Namun, khilafiyah semacam itu tidak ada dalam penentuan Idul Adha. Sesungguhnya ulama seluruh madzhab (Hanafi, Maliki, Syafi’i dan Hanbali) telah sepakat mengamalkan ru’yat yang sama untuk Idul Adha. Ru’yat yang dimaksud, adalah ru’yatul hilal (pengamatan bulan sabit) untuk menetapkan awal bulan Dzulhijjah, yang dilakukan oleh penduduk Makkah. Ru’yat ini berlaku untuk seluruh dunia.Karena itu, kaum Muslim dalam sejarahnya senantiasa beridul Adha pada hari yang sama.

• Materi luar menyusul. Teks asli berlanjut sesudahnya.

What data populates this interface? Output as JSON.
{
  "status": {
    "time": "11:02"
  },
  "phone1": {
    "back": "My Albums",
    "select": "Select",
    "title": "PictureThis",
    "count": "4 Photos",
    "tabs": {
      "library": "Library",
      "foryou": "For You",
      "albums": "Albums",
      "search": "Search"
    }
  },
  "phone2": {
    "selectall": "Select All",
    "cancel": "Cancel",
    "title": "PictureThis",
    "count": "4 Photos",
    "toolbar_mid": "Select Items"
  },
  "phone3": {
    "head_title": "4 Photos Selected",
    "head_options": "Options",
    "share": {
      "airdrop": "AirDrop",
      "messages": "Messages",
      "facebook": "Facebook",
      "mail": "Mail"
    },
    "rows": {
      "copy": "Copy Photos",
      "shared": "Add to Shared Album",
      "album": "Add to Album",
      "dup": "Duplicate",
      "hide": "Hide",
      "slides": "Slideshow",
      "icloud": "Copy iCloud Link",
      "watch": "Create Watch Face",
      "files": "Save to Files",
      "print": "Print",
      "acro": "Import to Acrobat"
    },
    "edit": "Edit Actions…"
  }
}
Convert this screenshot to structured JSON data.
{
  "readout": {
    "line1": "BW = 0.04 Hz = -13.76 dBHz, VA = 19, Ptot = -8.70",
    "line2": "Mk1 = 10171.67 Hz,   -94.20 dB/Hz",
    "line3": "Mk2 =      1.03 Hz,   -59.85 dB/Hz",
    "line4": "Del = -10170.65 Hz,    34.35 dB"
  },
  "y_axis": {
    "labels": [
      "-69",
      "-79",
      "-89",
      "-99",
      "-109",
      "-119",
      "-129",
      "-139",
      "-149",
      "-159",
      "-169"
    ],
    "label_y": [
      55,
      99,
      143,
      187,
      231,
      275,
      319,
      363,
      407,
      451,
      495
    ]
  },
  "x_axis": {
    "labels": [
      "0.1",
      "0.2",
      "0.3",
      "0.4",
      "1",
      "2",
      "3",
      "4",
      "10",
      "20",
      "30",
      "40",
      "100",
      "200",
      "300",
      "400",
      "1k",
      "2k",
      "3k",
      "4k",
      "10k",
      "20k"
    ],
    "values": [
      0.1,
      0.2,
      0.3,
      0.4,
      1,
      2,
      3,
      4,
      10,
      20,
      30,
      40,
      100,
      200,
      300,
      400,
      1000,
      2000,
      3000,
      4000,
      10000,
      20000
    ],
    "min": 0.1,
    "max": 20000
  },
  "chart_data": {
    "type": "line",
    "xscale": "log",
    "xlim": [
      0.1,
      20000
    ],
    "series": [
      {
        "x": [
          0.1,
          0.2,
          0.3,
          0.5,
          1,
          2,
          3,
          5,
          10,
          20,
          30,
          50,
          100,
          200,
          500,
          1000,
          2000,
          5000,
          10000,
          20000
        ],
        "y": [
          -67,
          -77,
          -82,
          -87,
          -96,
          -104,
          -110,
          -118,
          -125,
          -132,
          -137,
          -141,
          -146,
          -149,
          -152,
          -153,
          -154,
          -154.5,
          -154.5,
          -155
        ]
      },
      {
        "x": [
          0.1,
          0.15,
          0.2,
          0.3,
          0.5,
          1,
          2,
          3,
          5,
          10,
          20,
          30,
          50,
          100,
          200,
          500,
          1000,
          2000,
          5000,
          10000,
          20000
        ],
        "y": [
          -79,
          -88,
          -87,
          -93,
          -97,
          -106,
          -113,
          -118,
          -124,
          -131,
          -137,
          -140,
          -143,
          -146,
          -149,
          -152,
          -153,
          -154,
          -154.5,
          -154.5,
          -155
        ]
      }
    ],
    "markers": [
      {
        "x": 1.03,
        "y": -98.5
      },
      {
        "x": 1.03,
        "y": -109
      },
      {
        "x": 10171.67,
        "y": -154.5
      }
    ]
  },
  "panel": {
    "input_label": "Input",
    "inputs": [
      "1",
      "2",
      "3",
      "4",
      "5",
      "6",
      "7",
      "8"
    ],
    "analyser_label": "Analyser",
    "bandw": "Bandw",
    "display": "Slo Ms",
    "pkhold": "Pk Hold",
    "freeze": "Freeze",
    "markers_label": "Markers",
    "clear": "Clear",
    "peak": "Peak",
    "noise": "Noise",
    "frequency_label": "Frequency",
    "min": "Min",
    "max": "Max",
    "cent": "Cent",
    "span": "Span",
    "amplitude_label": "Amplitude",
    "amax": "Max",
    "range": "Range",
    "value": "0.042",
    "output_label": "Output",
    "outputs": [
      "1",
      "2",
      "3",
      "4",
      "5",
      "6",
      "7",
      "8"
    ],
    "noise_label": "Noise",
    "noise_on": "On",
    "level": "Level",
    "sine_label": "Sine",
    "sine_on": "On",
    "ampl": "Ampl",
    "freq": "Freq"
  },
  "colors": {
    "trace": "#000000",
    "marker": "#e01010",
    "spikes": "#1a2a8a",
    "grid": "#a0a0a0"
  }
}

Fakta ini diriwayatkan secara mutawatir (oleh orang banyak pihak yang mustahil sepakat bohong) bahkan sejak masa kenabian, dilanjutkan pada masa Khulafa’ ar-Rasyidin, Umawiyin, Abbasiyin, Utsmaniyin, hingga masa kita sekarang.
 
Hadits Husain Ibn Al-Harits Al-Jadali RA, dia berkata: “Sesungguhnya Amir (Wali) Makkah pernah berkhutbah dan berkata :
“Rasulullah SAW mengamanatkan kepada kami untuk melaksanakan manasik haji berdasarkan ru’yat. Jika kami tidak berhasil meru’yat tetapi ada dua saksi adil yang berhasil meru’yat, maka kami melaksanakan manasik haji berdasarkan kesaksian keduanya.” (HR Abu Dawud [hadits no 2338] dan Ad-Daruquthni [Juz II/167]. Imam Ad-Daruquthni berkata,’Ini isnadnya bersambung [muttashil] dan shahih.’ Lihat Imam Syaukani, Nailul Authar, [Beirut : Dar Ibn Hazm, 2000], hal. 841, hadits no 1629)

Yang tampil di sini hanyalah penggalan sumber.